The analytical sputtering yield can be used instead of the fractal tridyn tables. It uses the Eckstein formula to obtain the sputtering yield.

def get_analytic_spyld(surfE, surfA, Z1=6, M1=12, Z2=74, M2=183.84, \
                       FitParam='N', Eth=45.3362, lam=0.0921, q=1.4389, mu=2.0225):
    #this entire function is simply the Eckstein formula
    #defaults are for C on W but with fitting parameters, Eth, and Esp for N on W
    #energies are in eV and angles are in degrees
    #M1, Z1 are for the projectile
    #M2, Z2 are for the target
    #Eth is the threshold energy for any sputtering to occur
    #Esp is the SBE for self-bombardment
    #lam, q, mu, f, b, c are fitting parameters from Eckstein tables

    e = 14.399651

    a_L = 0.0529177*((9*np.pi**2/128)**(1/3)) + \
        (Z1**(2/3) + Z2**(2/3))**-0.5

    epsilon_L = surfE * (M2/(M1+M2)) * (a_L/(Z1*Z2*e**2))

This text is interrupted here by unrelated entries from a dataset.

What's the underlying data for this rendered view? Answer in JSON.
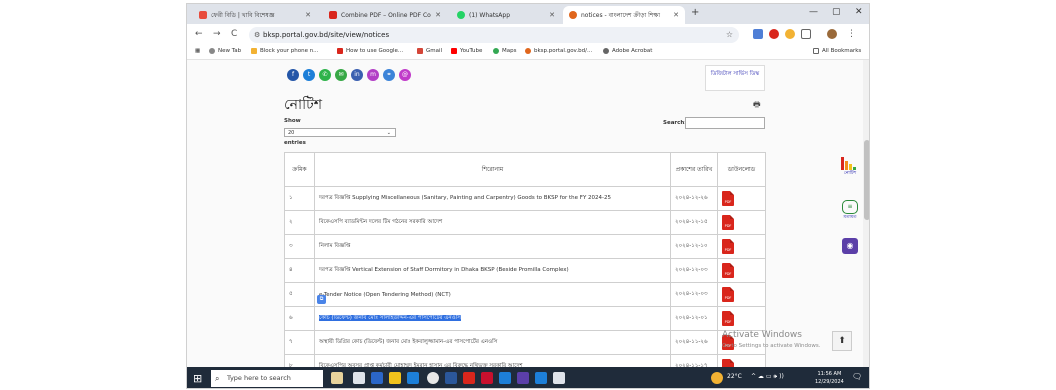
{
  "browser": {
    "tabs": [
      {
        "label": "ফেরী বিডি | খাবি বিশেষজ্ঞ",
        "color": "#e84c3d"
      },
      {
        "label": "Combine PDF – Online PDF Co",
        "color": "#d9261c"
      },
      {
        "label": "(1) WhatsApp",
        "color": "#25d366"
      },
      {
        "label": "notices - বাংলাদেশ ক্রীড়া শিক্ষা",
        "color": "#e0661c"
      }
    ],
    "new_tab": "+",
    "win_minimize": "—",
    "win_maximize": "▢",
    "win_close": "✕",
    "back": "←",
    "forward": "→",
    "reload": "C",
    "url": "bksp.portal.gov.bd/site/view/notices",
    "bookmarks": [
      "New Tab",
      "Block your phone n...",
      "How to use Google...",
      "Gmail",
      "YouTube",
      "Maps",
      "bksp.portal.gov.bd/...",
      "Adobe Acrobat"
    ],
    "all_bookmarks": "All Bookmarks"
  },
  "page": {
    "side_box": "ডিজিটাল সার্ভিস ডিস্ক",
    "title": "নোটিশ",
    "show_label": "Show",
    "show_value": "20",
    "entries_label": "entries",
    "search_label": "Search:",
    "headers": [
      "ক্রমিক",
      "শিরোনাম",
      "প্রকাশের তারিখ",
      "ডাউনলোড"
    ],
    "rows": [
      {
        "num": "১",
        "title": "দরপত্র বিজ্ঞপ্তি Supplying Miscellaneous (Sanitary, Painting and Carpentry) Goods to BKSP for the FY 2024-25",
        "date": "২০২৪-১২-২৬"
      },
      {
        "num": "২",
        "title": "বিকেএসপি ব্যাডমিন্টন দলের টিম গঠনের সরকারি আদেশ",
        "date": "২০২৪-১২-১৫"
      },
      {
        "num": "৩",
        "title": "নিলাম বিজ্ঞপ্তি",
        "date": "২০২৪-১২-১০"
      },
      {
        "num": "৪",
        "title": "দরপত্র বিজ্ঞপ্তি Vertical Extension of Staff Dormitory in Dhaka BKSP (Beside Promilla Complex)",
        "date": "২০২৪-১২-০৩"
      },
      {
        "num": "৫",
        "title": "e-Tender Notice (Open Tendering Method) (NCT)",
        "date": "২০২৪-১২-০৩"
      },
      {
        "num": "৬",
        "title": "কোচ (ডিফেন্ট) জনাব মোঃ সালাহউদ্দিন-এর পাসপোর্টের এনওসি",
        "date": "২০২৪-১২-০১"
      },
      {
        "num": "৭",
        "title": "অস্থায়ী ডিগ্রির কোচ (ডিফেন্ট) জনাব মোঃ ইকবালুজ্জামান-এর পাসপোর্টের এনওসি",
        "date": "২০২৪-১১-২৬"
      },
      {
        "num": "৮",
        "title": "বিকেএসপির অবসর প্রাপ্ত কর্মচারী মোহাম্মদ ইমরান হাসান এর বিরুদ্ধে নথিভুক্ত সরকারি আদেশ",
        "date": "২০২৪-১১-১৭"
      }
    ],
    "pdf_label": "PDF",
    "right_widgets": [
      "নোটিশ",
      "মতামত"
    ],
    "watermark_title": "Activate Windows",
    "watermark_sub": "Go to Settings to activate Windows.",
    "scroll_top": "⬆"
  },
  "taskbar": {
    "search_placeholder": "Type here to search",
    "weather": "22°C",
    "time": "11:56 AM",
    "date": "12/29/2024"
  },
  "colors": {
    "pdf": "#d9261c",
    "highlight": "#2f6fe0",
    "taskbar": "#1f2b3a"
  }
}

    omega = epsilon_L + 0.1728*np.sqrt(epsilon_L) + \
        0.008*epsilon_L**0.1504

    snKrC = 0.5*np.log(1+1.2288*epsilon_L)/omega
    
    #spyld(E, angle = 0) normal incidence
    Y_0 = np.zeros(len(surfE))
    for i,v in enumerate(surfE):
        if v>=Eth:
            Y_0[i] = q*snKrC[i]*(v/Eth-1)**mu / \
                (lam/omega[i] + (v/Eth-1)**mu)
    
    #choose basis for fitting parameters for different energies
    Esp, f, b, c, ThetaMax = FittingParameters_NonW(surfE)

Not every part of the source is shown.